Players had to quarantine for 10 days on arrival, but since the Wijk aan Zee tournament has the status of a top sport event in the country, they were allowed to compete while they were serving quarantine. They were, however, not allowed to travel to Amsterdam or get their own groceries during the 10-day period. Organisers did the latter on their behalf and had provisions delivered to the hotel. Players could place meal orders via a call to the reception, pick them up from the bar 20 minutes later and then eat in their rooms. On January 22, the Netherlands went under 9PM-4:30AM curfew, which will run up to February 9.
"Players usually prefer to retire to their rooms after their games and prepare for the next day's play, so the curfew didn't really impact them," says van den Berg. "But even after their quarantine ended, no one really wanted to take a risk and venture out. We normally organise sightseeing trips for players, which we didn't this time. We also usually host a round or two outdoors at a football stadium or some public place to attract audiences, which we had to skip this time as well. Some players were here with family, like Magnus (Carlsen) brought his father and Anish's wife was accompanying him. In Wijk aan Zee, players usually love going out once a while for a nice meal. Here, the chess culture runs deep and even people who run restaurants and bars know players by face and follow their games."

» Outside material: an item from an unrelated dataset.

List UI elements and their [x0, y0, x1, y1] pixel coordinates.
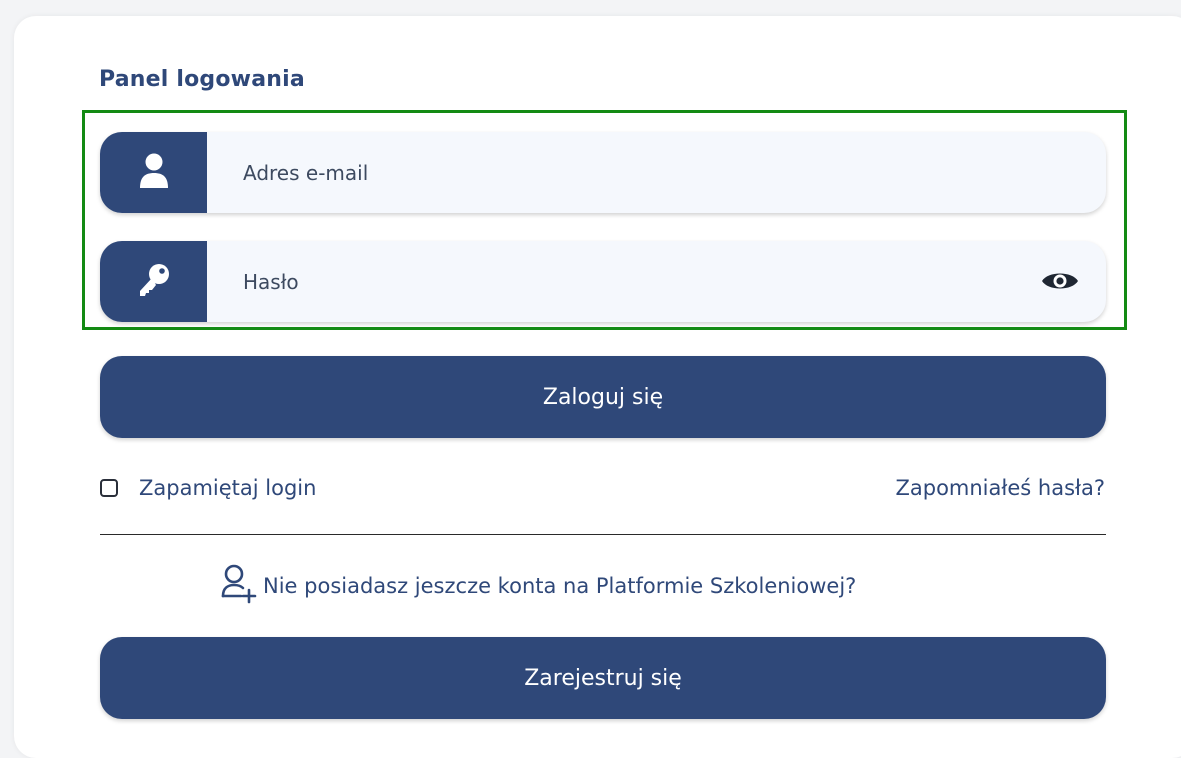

For van den Berg and his team, it was a long and difficult preparation to carry the 16-day tournament comprising some of chess' top names safely to the finish line. According to Chess.com, over 700,000 viewers watched their broadcast streams during the playoff -- a fairly impressive number for an over-the-board classical event, and a hint of online viewership possibly translating into meaningful numbers.
"Until late last year, we weren't sure how we'd pull this tournament off, or how many players would even be willing to travel for it. When I picked up the phone to check with them, I was surprised as quite a few of the top players jumped up to say 'yes'. That's perhaps the beauty of physical tournaments. One can't stay away for too long."